Thiruvananthapuram: The new liquor policy being framed by the Kerala Government is expected to allow production of fruit wine. According to the draft of the new policy, the wine will be procured and distributed by the Kerala State Beverages Corporation Ltd (BEVCO). Under the policy, licences will be granted to set up wineries. The procedures for issuing the licences would be similar to those followed for distilleries.

Fruit wine denotes a fermented beverage made with a fruit juice base that is not grape juice.

The new plan is aimed at supporting farmers in the state. The existing abkari laws and excise rules have no mention about wine prepared from fruits, government authorities stated.

It is to overcome this shortfall that the definition of ‘fruit wine’ is being introduced in the law, they added.

“The final legislation will include details on procurement, requirements to earn the licence, amount of wine that could be stored, tax structure and alcohol content in the wine,” said an official.

An amendment in the rules to include fruit wine was first proposed during the term of the first Pinarayi Vijayan government based on a study report of the Kerala Agricultural University.

Wine from pineapple, banana, cashew and nutmeg

The new policy would stress on producing wine from crops widely cultivated in the state such as pineapple, banana, cashew and nutmeg. After deciding to implement the new policy, the government had approached the Council of Scientific & Industrial Research (CSIR) laboratory in Thiruvananthapuram to develop a common technology to produce fruit wine. However, CSIR’s response was that it needed government funding and one year for the purpose.

As a result, the government is presently considering a proposal to allow private companies to develop their own methods to brew the wine and announce a quality standard for the products. Incidentally, along with various firms, Bevco too has expressed interest in manufacturing wine.

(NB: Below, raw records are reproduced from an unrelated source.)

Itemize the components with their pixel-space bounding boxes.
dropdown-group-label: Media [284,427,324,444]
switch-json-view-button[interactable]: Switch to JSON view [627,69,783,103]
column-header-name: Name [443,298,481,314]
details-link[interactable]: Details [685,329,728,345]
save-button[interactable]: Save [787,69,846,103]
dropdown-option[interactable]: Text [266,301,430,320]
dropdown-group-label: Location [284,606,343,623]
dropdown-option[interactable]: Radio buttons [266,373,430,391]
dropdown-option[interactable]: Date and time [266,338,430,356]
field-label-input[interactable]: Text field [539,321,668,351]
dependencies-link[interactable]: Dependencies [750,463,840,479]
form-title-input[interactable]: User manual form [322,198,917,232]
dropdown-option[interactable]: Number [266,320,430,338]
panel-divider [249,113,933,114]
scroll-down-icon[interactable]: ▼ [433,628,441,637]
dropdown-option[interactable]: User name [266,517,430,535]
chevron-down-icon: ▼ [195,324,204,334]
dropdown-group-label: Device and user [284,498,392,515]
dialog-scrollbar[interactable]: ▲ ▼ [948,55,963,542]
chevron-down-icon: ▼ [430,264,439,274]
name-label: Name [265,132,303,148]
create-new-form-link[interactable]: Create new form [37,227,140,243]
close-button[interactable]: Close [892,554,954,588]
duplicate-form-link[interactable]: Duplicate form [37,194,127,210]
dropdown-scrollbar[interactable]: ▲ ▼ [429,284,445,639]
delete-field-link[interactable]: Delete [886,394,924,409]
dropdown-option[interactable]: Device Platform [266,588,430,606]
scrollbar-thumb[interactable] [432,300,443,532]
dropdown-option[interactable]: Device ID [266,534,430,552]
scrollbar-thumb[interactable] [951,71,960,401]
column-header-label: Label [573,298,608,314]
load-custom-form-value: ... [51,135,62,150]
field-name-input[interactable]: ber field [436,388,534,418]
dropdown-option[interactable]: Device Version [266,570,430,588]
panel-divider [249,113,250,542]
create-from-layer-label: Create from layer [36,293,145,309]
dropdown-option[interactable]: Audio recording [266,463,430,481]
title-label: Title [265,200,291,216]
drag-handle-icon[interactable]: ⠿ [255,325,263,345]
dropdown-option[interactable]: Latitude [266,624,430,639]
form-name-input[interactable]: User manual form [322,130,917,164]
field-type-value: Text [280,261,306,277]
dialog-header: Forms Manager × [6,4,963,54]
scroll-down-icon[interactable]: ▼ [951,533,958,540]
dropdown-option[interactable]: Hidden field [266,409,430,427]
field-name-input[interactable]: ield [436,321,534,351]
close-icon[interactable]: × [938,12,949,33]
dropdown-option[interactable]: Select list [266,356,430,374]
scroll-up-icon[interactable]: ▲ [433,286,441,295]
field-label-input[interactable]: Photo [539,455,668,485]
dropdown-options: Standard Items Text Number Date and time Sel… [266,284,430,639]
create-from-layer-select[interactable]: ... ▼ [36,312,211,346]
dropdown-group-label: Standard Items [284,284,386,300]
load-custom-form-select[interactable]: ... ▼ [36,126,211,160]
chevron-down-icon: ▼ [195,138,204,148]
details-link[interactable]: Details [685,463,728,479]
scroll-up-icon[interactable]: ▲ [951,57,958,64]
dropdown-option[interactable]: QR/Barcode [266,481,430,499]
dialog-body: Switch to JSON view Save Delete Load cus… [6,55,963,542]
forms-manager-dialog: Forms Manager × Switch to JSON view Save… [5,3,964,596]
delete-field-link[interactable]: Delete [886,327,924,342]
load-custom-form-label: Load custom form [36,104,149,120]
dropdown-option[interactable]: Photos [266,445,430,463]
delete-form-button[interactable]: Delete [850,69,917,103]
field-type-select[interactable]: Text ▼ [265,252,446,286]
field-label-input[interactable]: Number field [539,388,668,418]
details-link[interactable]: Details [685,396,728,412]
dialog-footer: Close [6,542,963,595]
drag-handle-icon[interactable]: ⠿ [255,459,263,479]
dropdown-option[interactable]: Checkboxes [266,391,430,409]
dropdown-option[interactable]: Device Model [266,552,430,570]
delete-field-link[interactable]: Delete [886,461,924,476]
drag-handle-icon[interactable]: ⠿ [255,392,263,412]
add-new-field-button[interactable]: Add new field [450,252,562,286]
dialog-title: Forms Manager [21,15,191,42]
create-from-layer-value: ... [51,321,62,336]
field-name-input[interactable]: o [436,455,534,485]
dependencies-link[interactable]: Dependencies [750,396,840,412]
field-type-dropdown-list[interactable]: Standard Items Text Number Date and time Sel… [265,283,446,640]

Brewing wine at home illegal

A few days ago, representatives of the All-India Wine Producers’ Association had met the state officials with a request to promote wine-making in Kerala. However, according to the Kerala Abkari Laws, brewing of any product containing alcohol at home and selling it is an offence. It is pointed out that even if fruit wine is included in the new liquor policy, producing it at home could invite legal action.

Pubs in IT areas

Another likely proposal in the new policy is to allow opening of pubs and wine parlours in areas with significant presence of Information Technology firms and professionals. An indication to this effect was given by the Chief Minister himself in the Legislative Assembly a while ago.